Predictive efficacy of violence risk assessment tools, implications for forensic and general psychiatry in Italy. A literature review

Efficacia predittiva degli strumenti di Violence Risk Assessment e possibili ambiti applicativi nella psichiatria forense e generale italiana. Una revisione della letteratura

L. Castelletti, G. Rivellini, E. Straticò

Ospedale Psichiatrico Giudiziario, Castiglione delle Stiviere (MN), Italy



In the last decades, interest and research on violence risk assessment tools for patients suffering from mental disease has significantly increased, providing different approaches that vary from actuarial to structured clinical judgement. From a national perspective, it may be useful for psychiatrists not directly involved in forensic context to become familiar with tools that are mostly studied and used elsewhere. The imminent announced closing of the six national OPGs (Ospedali Psichiatrici Giudiziari) will inevitably increase the number of mentally disordered offenders directly managed by mental health services (Dipartimenti di Salute Mentale), which will be asked by the courts to assess the risk of danger of some of their clients. Our aim herein is to review the international literature over the last 10 years in terms of evidence for the predictive validity of major violence risk assessment tools in correctional, forensic and general psychiatric settings.

Materials and methods

A research through Medline and Embase database of clinical trials, prospective and retrospective cohort studies, systematic reviews and meta-analyses in the period 2002-2012.


Analysis of the literature stress the evidence that violence risk assessment tools are more efficient than unstructured clinical judgement in the prediction of future violent and aggressive behavioural expressions, including rate of reconvictions. Actuarial tools, specifically VRAG, developed in the correctional sector, appear to be efficient in the prediction of this population. Structured clinical judgement tools, in particular HCR-20, are supported by a large number of studies on their predictive features, in different settings, including some evidence for the assessment of the level of security that is most appropriate for the patient within the forensic psychiatric care pathway.

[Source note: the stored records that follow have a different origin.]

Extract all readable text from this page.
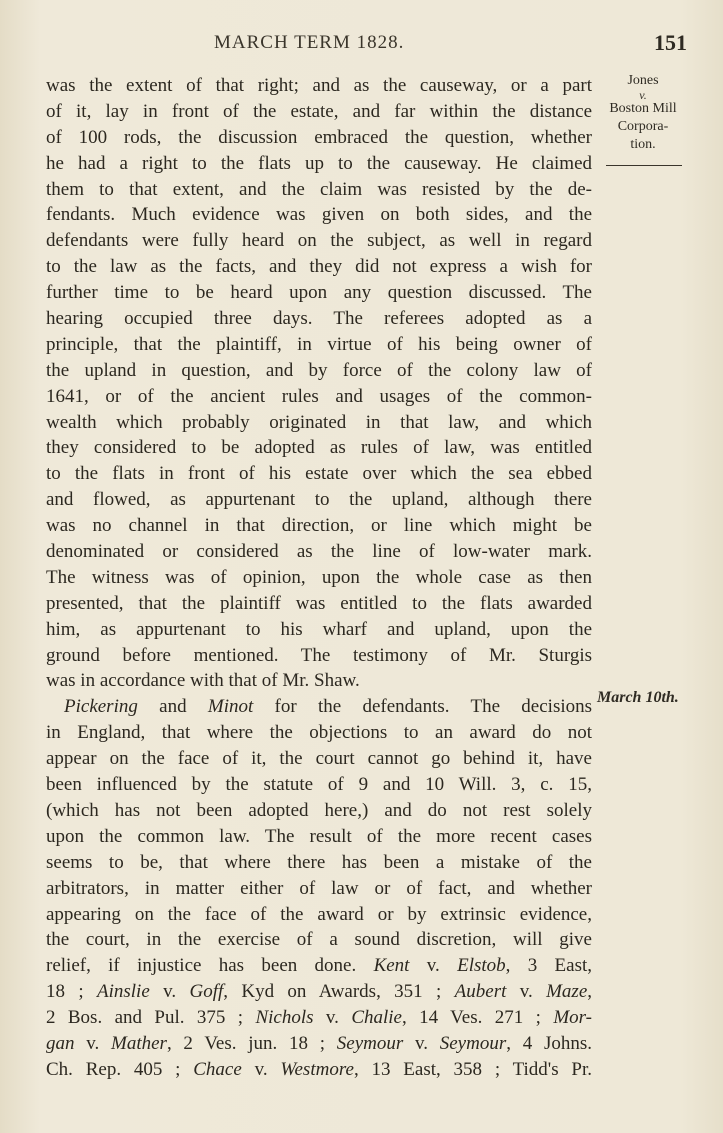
MARCH TERM 1828.	151
Jones
v.
Boston Mill
Corpora-
tion.
March 10th.
was the extent of that right; and as the causeway, or a part
of it, lay in front of the estate, and far within the distance
of 100 rods, the discussion embraced the question, whether
he had a right to the flats up to the causeway. He claimed
them to that extent, and the claim was resisted by the de-
fendants. Much evidence was given on both sides, and the
defendants were fully heard on the subject, as well in regard
to the law as the facts, and they did not express a wish for
further time to be heard upon any question discussed. The
hearing occupied three days. The referees adopted as a
principle, that the plaintiff, in virtue of his being owner of
the upland in question, and by force of the colony law of
1641, or of the ancient rules and usages of the common-
wealth which probably originated in that law, and which
they considered to be adopted as rules of law, was entitled
to the flats in front of his estate over which the sea ebbed
and flowed, as appurtenant to the upland, although there
was no channel in that direction, or line which might be
denominated or considered as the line of low-water mark.
The witness was of opinion, upon the whole case as then
presented, that the plaintiff was entitled to the flats awarded
him, as appurtenant to his wharf and upland, upon the
ground before mentioned. The testimony of Mr. Sturgis
was in accordance with that of Mr. Shaw.
Pickering and Minot for the defendants. The decisions
in England, that where the objections to an award do not
appear on the face of it, the court cannot go behind it, have
been influenced by the statute of 9 and 10 Will. 3, c. 15,
(which has not been adopted here,) and do not rest solely
upon the common law. The result of the more recent cases
seems to be, that where there has been a mistake of the
arbitrators, in matter either of law or of fact, and whether
appearing on the face of the award or by extrinsic evidence,
the court, in the exercise of a sound discretion, will give
relief, if injustice has been done. Kent v. Elstob, 3 East,
18 ; Ainslie v. Goff, Kyd on Awards, 351 ; Aubert v. Maze,
2 Bos. and Pul. 375 ; Nichols v. Chalie, 14 Ves. 271 ; Mor-
gan v. Mather, 2 Ves. jun. 18 ; Seymour v. Seymour, 4 Johns.
Ch. Rep. 405 ; Chace v. Westmore, 13 East, 358 ; Tidd's Pr.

The introduction and routine use of violence risk assessment tools in the correctional and forensic contexts appears to be valid. Usage of appropriate, validated risk assessment tools can augment standard clinical approaches in a number of ways. Some of their advantages derive simply from having a well-structured approach, others from consideration of specific kinds of risk factors: ‘static’ and ‘dynamic’. The inappropriate use of tools without a firm evidence base, however, is unlikely to enhance clinical practice significantly: their utility at the level of general psychiatry is still controversial. Additional considerations are discussed.